Some observant folks notice that we treat our children as pariahs, pushing them into parts of society meant to act as drains and disposals, those that push children into sex work, those who create children only as an unwanted biological consequence that is represented by sentimentality which denies that it ends in early death.  

The difference is that these children themselves, by the time they reach adrenarche (6 to 12) and even more so in adolescence, are capable of creating niches for themselves that protect them from attack and feed them something besides shit and cum.  They have their own language, deliberately offensive, full of tropes of defiance.  This helps to protect them from institutions who want to make profit out of their mass confinement, as though they were domestic animals.  They are not dog packs because they can reflect and create niches, though they may be outside the culture.
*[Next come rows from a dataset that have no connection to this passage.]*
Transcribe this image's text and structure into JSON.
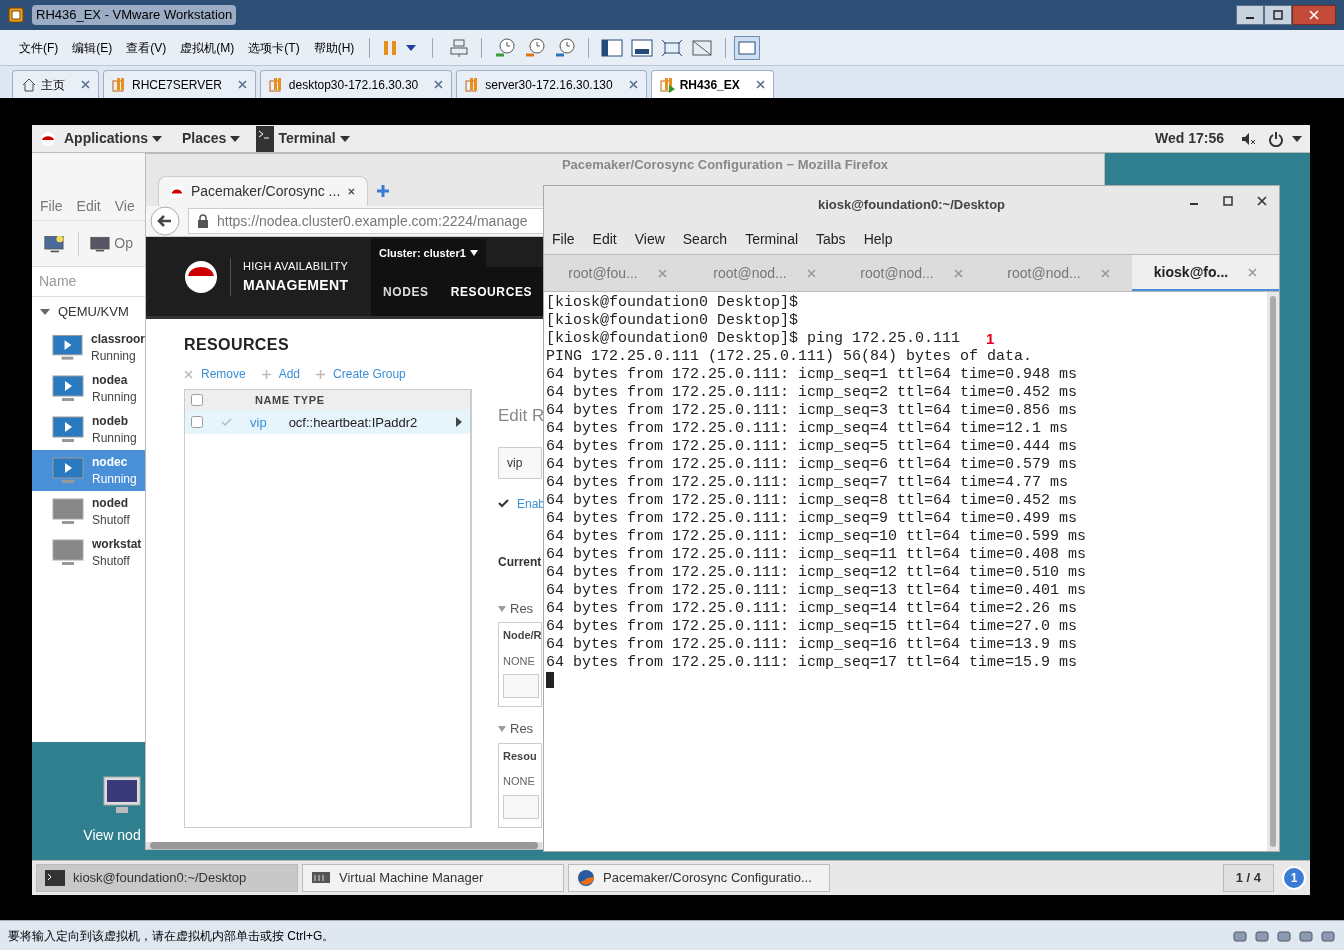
{
  "vmware": {
    "title": "RH436_EX - VMware Workstation",
    "menu": [
      "文件(F)",
      "编辑(E)",
      "查看(V)",
      "虚拟机(M)",
      "选项卡(T)",
      "帮助(H)"
    ],
    "tabs": [
      {
        "label": "主页",
        "kind": "home",
        "selected": false
      },
      {
        "label": "RHCE7SERVER",
        "kind": "vm",
        "selected": false
      },
      {
        "label": "desktop30-172.16.30.30",
        "kind": "vm",
        "selected": false
      },
      {
        "label": "server30-172.16.30.130",
        "kind": "vm",
        "selected": false
      },
      {
        "label": "RH436_EX",
        "kind": "vm",
        "selected": true
      }
    ],
    "status_text": "要将输入定向到该虚拟机，请在虚拟机内部单击或按 Ctrl+G。"
  },
  "guest": {
    "top_bar": {
      "applications": "Applications",
      "places": "Places",
      "terminal": "Terminal",
      "clock": "Wed 17:56"
    },
    "vm_manager": {
      "menu": [
        "File",
        "Edit",
        "Vie"
      ],
      "open_label": "Op",
      "column": "Name",
      "group": "QEMU/KVM",
      "vms": [
        {
          "name": "classroor",
          "status": "Running",
          "on": true,
          "selected": false
        },
        {
          "name": "nodea",
          "status": "Running",
          "on": true,
          "selected": false
        },
        {
          "name": "nodeb",
          "status": "Running",
          "on": true,
          "selected": false
        },
        {
          "name": "nodec",
          "status": "Running",
          "on": true,
          "selected": true
        },
        {
          "name": "noded",
          "status": "Shutoff",
          "on": false,
          "selected": false
        },
        {
          "name": "workstat",
          "status": "Shutoff",
          "on": false,
          "selected": false
        }
      ]
    },
    "desktop_icon": {
      "label": "View nod"
    },
    "firefox": {
      "title": "Pacemaker/Corosync Configuration − Mozilla Firefox",
      "tab": "Pacemaker/Corosync ...",
      "url": "https://nodea.cluster0.example.com:2224/manage",
      "brand_top": "HIGH AVAILABILITY",
      "brand_bottom": "MANAGEMENT",
      "cluster": "Cluster: cluster1",
      "nav": [
        {
          "label": "NODES",
          "selected": false
        },
        {
          "label": "RESOURCES",
          "selected": true
        }
      ],
      "heading": "RESOURCES",
      "actions": [
        {
          "label": "Remove",
          "kind": "remove"
        },
        {
          "label": "Add",
          "kind": "add"
        },
        {
          "label": "Create Group",
          "kind": "add"
        }
      ],
      "columns": [
        "NAME",
        "TYPE"
      ],
      "rows": [
        {
          "name": "vip",
          "type": "ocf::heartbeat:IPaddr2",
          "checked": false,
          "selected": true
        }
      ],
      "edit": {
        "title": "Edit R",
        "name_value": "vip",
        "enabled": "Enab",
        "current": "Current",
        "sections": [
          {
            "title": "Res",
            "column": "Node/R",
            "value": "NONE"
          },
          {
            "title": "Res",
            "column": "Resou",
            "value": "NONE"
          }
        ]
      }
    },
    "terminal": {
      "title": "kiosk@foundation0:~/Desktop",
      "menu": [
        "File",
        "Edit",
        "View",
        "Search",
        "Terminal",
        "Tabs",
        "Help"
      ],
      "tabs": [
        {
          "label": "root@fou...",
          "selected": false
        },
        {
          "label": "root@nod...",
          "selected": false
        },
        {
          "label": "root@nod...",
          "selected": false
        },
        {
          "label": "root@nod...",
          "selected": false
        },
        {
          "label": "kiosk@fo...",
          "selected": true
        }
      ],
      "annotation": "1",
      "lines": [
        "[kiosk@foundation0 Desktop]$",
        "[kiosk@foundation0 Desktop]$",
        "[kiosk@foundation0 Desktop]$ ping 172.25.0.111",
        "PING 172.25.0.111 (172.25.0.111) 56(84) bytes of data.",
        "64 bytes from 172.25.0.111: icmp_seq=1 ttl=64 time=0.948 ms",
        "64 bytes from 172.25.0.111: icmp_seq=2 ttl=64 time=0.452 ms",
        "64 bytes from 172.25.0.111: icmp_seq=3 ttl=64 time=0.856 ms",
        "64 bytes from 172.25.0.111: icmp_seq=4 ttl=64 time=12.1 ms",
        "64 bytes from 172.25.0.111: icmp_seq=5 ttl=64 time=0.444 ms",
        "64 bytes from 172.25.0.111: icmp_seq=6 ttl=64 time=0.579 ms",
        "64 bytes from 172.25.0.111: icmp_seq=7 ttl=64 time=4.77 ms",
        "64 bytes from 172.25.0.111: icmp_seq=8 ttl=64 time=0.452 ms",
        "64 bytes from 172.25.0.111: icmp_seq=9 ttl=64 time=0.499 ms",
        "64 bytes from 172.25.0.111: icmp_seq=10 ttl=64 time=0.599 ms",
        "64 bytes from 172.25.0.111: icmp_seq=11 ttl=64 time=0.408 ms",
        "64 bytes from 172.25.0.111: icmp_seq=12 ttl=64 time=0.510 ms",
        "64 bytes from 172.25.0.111: icmp_seq=13 ttl=64 time=0.401 ms",
        "64 bytes from 172.25.0.111: icmp_seq=14 ttl=64 time=2.26 ms",
        "64 bytes from 172.25.0.111: icmp_seq=15 ttl=64 time=27.0 ms",
        "64 bytes from 172.25.0.111: icmp_seq=16 ttl=64 time=13.9 ms",
        "64 bytes from 172.25.0.111: icmp_seq=17 ttl=64 time=15.9 ms"
      ]
    },
    "taskbar": {
      "items": [
        {
          "label": "kiosk@foundation0:~/Desktop",
          "kind": "terminal",
          "selected": true
        },
        {
          "label": "Virtual Machine Manager",
          "kind": "vmm",
          "selected": false
        },
        {
          "label": "Pacemaker/Corosync Configuratio...",
          "kind": "firefox",
          "selected": false
        }
      ],
      "workspace": "1 / 4",
      "notifications": "1"
    }
  }
}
Institutions defend themselves by using the dark romances of crime, addiction, violence, secrecy, terrorism, oppression — all based on power and domination.  Only here and there does the Far Eastern discovery of how to resist by turning these forces back on the dominators -- using cleverness and the shift of circumstances to disarm enforcers -- create new niches of a different kind of empowerment, webbing nets.  Women, blacks, tribes and metis, are doing it. 

I don’t want to join these groups.  I just want to know about them and to reflect.  I see humans as biological entities without “souls” but with deep participation in the biggest niche humans regularly inhabit: the planet earth.  And I discover that one doesn’t have to travel or accumulate lovers or derange oneself, but merely to pay attention.  Of course, I write it down to share.